List of PMS symptoms


  • Tension or anxiety.
  • Depressed mood.
  • Crying spells.
  • Mood swings and irritability or anger.
  • Appetite changes and food cravings.
  • Trouble falling asleep (insomnia)
  • Social withdrawal.
  • Poor concentration.

The most common symptoms of PMS include:

  • mood swings.
  • feeling upset, anxious, or irritable.
  • tiredness or trouble sleeping.
  • bloating or tummy pain.
  • breast tenderness.
  • headaches.
  • spotty skin.
  • greasy hair.

How does PMS affect your life?

Overview. PMS manifests itself in a number of ways, including mood swings, sore breasts, food cravings, exhaustion, irritability, and despair. It is believed that up to three out of every four menstruation women have had some sort of premenstrual syndrome.

What are the 3 symptoms of premenstrual syndrome?

fluctuations in mood feeling agitated, nervous, or irritated weariness or difficulty sleeping bloating, or stomach ache

How does PMDD affect daily life?

Insomnia or the desire to sleep more. Feeling out of control or overwhelmed Other typical physical symptoms include abdominal bloating, breast soreness, and headache.

When do premenstrual symptoms start?

Women frequently notice physical and emotional changes approximately 1-2 weeks before their menstruation begins. Premenstrual syndrome (PMS) symptoms affect 90% of women at some time throughout their reproductive lives.

How do you stop PMS symptoms naturally?

Reduce bloating and the feeling of fullness by eating smaller, more frequent meals.
To prevent bloating and fluid retention, limit your intake of salt and salty meals.
Choose complex carbohydrate-rich foods such as fruits, vegetables, and whole grains.
Choose calcium-rich meal
Caffeine and alcohol should be avoided.

Can periods cause mental breakdowns?

Premenstrual dysphoric disorder (PMDD) is a major health disease that is related to premenstrual syndrome (PMS). In the week or two before your period, PMDD produces significant irritation, melancholy, or worry.
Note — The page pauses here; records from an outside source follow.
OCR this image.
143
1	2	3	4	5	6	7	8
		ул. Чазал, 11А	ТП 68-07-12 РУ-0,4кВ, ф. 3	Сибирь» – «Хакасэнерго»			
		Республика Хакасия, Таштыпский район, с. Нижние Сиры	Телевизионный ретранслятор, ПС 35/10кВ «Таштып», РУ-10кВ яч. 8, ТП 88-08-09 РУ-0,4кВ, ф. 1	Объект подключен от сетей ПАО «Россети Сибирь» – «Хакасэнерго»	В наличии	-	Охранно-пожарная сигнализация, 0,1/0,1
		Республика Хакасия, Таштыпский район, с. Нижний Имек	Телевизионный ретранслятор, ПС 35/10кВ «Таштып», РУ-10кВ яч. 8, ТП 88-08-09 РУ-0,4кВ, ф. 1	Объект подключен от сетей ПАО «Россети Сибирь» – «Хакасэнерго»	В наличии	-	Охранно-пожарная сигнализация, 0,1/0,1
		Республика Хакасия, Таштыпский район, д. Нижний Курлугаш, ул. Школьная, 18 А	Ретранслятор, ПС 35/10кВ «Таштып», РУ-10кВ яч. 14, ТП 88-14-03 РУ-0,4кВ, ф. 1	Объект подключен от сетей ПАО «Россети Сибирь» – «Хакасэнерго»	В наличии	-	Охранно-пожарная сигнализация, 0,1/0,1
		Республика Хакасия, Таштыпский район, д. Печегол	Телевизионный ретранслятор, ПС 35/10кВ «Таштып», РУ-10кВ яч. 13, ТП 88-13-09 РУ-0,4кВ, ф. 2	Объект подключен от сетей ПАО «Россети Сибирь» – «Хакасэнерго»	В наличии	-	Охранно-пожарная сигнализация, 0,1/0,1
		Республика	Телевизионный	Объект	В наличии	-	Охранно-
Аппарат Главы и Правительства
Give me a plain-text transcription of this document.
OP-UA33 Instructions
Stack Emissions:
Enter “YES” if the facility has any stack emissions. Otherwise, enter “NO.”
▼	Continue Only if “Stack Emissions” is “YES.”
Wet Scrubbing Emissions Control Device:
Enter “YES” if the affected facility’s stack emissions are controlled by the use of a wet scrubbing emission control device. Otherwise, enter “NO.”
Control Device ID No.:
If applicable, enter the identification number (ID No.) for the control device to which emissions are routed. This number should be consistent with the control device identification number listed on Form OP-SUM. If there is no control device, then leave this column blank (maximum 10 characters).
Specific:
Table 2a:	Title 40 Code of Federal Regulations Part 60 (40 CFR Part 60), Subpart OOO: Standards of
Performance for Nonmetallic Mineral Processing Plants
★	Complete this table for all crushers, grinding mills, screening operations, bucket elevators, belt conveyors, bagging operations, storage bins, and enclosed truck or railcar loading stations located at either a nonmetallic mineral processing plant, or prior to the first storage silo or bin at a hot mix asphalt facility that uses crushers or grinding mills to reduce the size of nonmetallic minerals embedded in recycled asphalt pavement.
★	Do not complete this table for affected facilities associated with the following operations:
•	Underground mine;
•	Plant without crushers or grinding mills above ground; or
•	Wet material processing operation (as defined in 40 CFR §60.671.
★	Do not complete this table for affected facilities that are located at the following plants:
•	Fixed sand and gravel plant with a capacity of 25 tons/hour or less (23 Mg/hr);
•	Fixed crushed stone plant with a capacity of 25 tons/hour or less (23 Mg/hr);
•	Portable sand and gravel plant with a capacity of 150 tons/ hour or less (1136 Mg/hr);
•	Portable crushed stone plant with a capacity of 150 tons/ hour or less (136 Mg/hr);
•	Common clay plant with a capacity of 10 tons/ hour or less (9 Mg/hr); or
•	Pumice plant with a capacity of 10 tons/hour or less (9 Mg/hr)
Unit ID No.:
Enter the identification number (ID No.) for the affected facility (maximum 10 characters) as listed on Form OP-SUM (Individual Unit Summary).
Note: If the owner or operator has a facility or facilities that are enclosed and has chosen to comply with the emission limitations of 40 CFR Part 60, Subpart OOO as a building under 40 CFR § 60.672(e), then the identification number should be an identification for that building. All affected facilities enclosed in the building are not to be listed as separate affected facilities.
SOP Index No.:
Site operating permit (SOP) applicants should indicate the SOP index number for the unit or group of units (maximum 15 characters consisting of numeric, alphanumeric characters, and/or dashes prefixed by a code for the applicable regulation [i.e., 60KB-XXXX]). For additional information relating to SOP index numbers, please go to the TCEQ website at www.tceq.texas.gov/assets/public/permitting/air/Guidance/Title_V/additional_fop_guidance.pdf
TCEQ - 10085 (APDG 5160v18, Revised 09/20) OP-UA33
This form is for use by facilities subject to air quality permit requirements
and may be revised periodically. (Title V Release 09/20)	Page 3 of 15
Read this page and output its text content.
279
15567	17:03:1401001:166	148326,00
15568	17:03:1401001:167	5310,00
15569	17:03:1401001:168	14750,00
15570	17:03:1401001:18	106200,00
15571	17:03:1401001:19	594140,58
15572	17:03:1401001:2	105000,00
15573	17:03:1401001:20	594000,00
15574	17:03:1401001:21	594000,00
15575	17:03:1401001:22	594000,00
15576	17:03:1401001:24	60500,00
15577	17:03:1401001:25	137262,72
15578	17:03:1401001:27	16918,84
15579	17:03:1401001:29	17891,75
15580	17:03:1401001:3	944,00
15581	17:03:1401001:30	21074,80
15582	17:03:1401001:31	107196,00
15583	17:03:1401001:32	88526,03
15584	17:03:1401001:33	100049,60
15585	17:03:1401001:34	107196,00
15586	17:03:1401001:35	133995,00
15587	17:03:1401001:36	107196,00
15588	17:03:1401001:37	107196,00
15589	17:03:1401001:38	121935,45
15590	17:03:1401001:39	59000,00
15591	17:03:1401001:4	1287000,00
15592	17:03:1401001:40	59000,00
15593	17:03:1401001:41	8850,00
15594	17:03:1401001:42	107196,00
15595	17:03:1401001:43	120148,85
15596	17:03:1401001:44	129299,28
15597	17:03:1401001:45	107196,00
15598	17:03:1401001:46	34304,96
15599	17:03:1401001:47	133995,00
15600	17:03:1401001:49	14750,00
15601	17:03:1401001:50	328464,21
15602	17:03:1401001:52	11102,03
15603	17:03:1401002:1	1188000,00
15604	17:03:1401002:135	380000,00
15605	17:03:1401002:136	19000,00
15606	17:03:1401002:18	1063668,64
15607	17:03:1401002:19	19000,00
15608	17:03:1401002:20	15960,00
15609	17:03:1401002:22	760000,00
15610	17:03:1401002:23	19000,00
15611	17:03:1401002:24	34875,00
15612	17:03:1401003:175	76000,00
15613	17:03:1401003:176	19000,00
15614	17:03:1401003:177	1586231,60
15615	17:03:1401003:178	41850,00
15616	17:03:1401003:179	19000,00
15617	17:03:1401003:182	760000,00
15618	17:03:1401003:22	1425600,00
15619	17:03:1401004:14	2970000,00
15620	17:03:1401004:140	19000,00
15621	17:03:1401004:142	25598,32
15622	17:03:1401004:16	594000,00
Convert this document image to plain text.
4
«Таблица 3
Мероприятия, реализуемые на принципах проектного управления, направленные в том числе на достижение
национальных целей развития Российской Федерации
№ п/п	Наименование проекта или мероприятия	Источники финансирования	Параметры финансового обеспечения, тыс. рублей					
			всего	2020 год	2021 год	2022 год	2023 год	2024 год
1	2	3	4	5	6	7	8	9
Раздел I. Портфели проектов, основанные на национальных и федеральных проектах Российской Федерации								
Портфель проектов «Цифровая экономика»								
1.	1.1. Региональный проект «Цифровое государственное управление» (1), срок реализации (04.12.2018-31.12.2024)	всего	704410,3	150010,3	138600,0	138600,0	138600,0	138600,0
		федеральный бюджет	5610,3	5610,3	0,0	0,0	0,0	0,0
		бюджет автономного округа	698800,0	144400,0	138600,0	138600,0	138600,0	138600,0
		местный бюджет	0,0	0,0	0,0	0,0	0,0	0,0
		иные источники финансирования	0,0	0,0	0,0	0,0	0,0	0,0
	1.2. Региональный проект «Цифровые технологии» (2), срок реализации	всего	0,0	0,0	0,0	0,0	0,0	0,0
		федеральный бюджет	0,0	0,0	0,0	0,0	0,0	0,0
Symptoms often disappear two to three days after your menstruation begins.

What hormone is responsible for PMS?

Premenstrual dysphoric disorder (PMDD) is a major health disease that is related to premenstrual syndrome (PMS). In the week or two before your period, PMDD produces significant irritation, melancholy, or worry. Symptoms often disappear two to three days after your menstruation begins.

Why am I getting period symptoms but no period?

Stress can disrupt your hormone levels, leaving you with period symptoms but no period. Take some time to discover coping skills, rest, and reset your body and mind if you’re stressed. Other indicators of stress include fatigue, a change in libido, an upset stomach, and sleeplessness.

How many days before do you get PMS symptoms?

PMS, a catch-all name for a myriad of physical and psychological symptoms, is thought to be caused by hormonal changes during the menstrual cycle. The exact cause, however, remains a mystery. Symptoms generally strike five-to-10 days before the period and dissipate with its start or soon after.